The Seattle Police Department vigorously enforced the anti-jaywalking laws in that city for 50 years, issuing more than 500,000 citations. Seattle's pedestrian crash experience was little different from the rest of the USA where little or no attention was paid to this problem.

Jaywalking enforcement may have a place in eliminating disorder in a city. New York City is working on jaywalking as a public order issue. It is not an effective safety strategy. Jaywalking enforcement is often episodic and inconsistent but is always widely seen as a waste of police manpower. Many police administrators start jaywalk enforcement programs to their later regret!

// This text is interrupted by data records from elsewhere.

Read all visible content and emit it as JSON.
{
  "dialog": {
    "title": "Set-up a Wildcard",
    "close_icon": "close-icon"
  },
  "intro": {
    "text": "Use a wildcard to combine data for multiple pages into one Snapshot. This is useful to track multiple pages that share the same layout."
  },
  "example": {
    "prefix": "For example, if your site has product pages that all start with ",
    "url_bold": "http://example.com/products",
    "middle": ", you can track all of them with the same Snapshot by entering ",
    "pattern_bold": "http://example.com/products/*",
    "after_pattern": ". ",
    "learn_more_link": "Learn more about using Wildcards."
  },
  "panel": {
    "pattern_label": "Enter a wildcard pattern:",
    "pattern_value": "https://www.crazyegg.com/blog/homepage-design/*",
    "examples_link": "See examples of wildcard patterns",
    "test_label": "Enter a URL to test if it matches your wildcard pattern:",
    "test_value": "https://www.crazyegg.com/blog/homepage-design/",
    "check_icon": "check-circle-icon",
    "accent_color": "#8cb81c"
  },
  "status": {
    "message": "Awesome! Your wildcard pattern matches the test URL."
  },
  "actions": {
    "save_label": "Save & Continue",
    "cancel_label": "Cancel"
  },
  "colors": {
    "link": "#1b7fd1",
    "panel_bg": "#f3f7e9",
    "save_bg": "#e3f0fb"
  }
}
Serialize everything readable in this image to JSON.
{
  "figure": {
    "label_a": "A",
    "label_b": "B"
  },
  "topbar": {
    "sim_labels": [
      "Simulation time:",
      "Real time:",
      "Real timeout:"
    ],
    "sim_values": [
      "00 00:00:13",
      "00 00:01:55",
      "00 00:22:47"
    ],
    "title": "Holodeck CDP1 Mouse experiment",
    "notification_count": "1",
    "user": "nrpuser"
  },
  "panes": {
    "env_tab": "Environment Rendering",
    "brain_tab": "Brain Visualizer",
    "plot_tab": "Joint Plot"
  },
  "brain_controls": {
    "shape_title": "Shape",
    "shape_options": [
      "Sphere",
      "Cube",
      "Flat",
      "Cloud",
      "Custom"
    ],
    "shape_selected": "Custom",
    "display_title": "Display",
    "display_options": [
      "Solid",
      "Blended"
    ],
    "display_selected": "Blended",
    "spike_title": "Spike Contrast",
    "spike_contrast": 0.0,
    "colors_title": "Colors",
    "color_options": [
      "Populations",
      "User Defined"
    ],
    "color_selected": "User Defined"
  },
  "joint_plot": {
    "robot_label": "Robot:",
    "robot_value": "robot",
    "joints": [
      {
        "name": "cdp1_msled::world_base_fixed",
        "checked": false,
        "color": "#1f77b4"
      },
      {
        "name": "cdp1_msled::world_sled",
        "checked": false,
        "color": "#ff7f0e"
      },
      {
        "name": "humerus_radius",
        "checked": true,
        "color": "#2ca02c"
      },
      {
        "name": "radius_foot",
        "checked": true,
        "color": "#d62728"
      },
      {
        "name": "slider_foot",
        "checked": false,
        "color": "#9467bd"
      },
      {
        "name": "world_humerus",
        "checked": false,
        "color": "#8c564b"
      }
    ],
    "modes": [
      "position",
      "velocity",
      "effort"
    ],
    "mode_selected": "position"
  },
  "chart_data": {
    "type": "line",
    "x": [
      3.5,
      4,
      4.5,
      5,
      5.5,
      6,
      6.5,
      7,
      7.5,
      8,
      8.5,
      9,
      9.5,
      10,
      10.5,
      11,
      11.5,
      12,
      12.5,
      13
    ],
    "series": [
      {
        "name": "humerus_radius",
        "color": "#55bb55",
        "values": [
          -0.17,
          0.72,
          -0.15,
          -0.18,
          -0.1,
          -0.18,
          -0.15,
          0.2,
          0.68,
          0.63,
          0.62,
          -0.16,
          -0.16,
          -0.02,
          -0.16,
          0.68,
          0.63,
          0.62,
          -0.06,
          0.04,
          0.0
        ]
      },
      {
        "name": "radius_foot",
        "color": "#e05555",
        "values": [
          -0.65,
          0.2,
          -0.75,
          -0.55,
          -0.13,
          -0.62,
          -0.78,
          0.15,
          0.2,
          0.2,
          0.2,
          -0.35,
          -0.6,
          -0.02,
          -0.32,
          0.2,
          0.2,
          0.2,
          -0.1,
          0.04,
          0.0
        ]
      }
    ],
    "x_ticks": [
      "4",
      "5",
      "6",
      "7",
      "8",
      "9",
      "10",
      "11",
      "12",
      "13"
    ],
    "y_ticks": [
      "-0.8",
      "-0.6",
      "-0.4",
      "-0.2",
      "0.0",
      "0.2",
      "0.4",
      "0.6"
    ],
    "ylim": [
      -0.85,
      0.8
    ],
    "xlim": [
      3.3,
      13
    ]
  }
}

Police officers should ask themselves "why do I expect pedestrians to go to a crosswalk? Do drivers behave differently there, yielding?" Officers should make the crosswalk attractive. Pedestrians might then find value in going to them.

There are reasonable enforcement targets out there:
  • Pedestrians who push through a crowd of people waiting for a "walk" light and cross illegally.

  • Pedestrians who enter a stream of traffic and disrupt the flow.

  • Pedestrians who "dash out" into the path of oncoming cars.

  • Pedestrians who are drunk (take to a place of safety).
Enforcement action can be a verbal warning or a citation.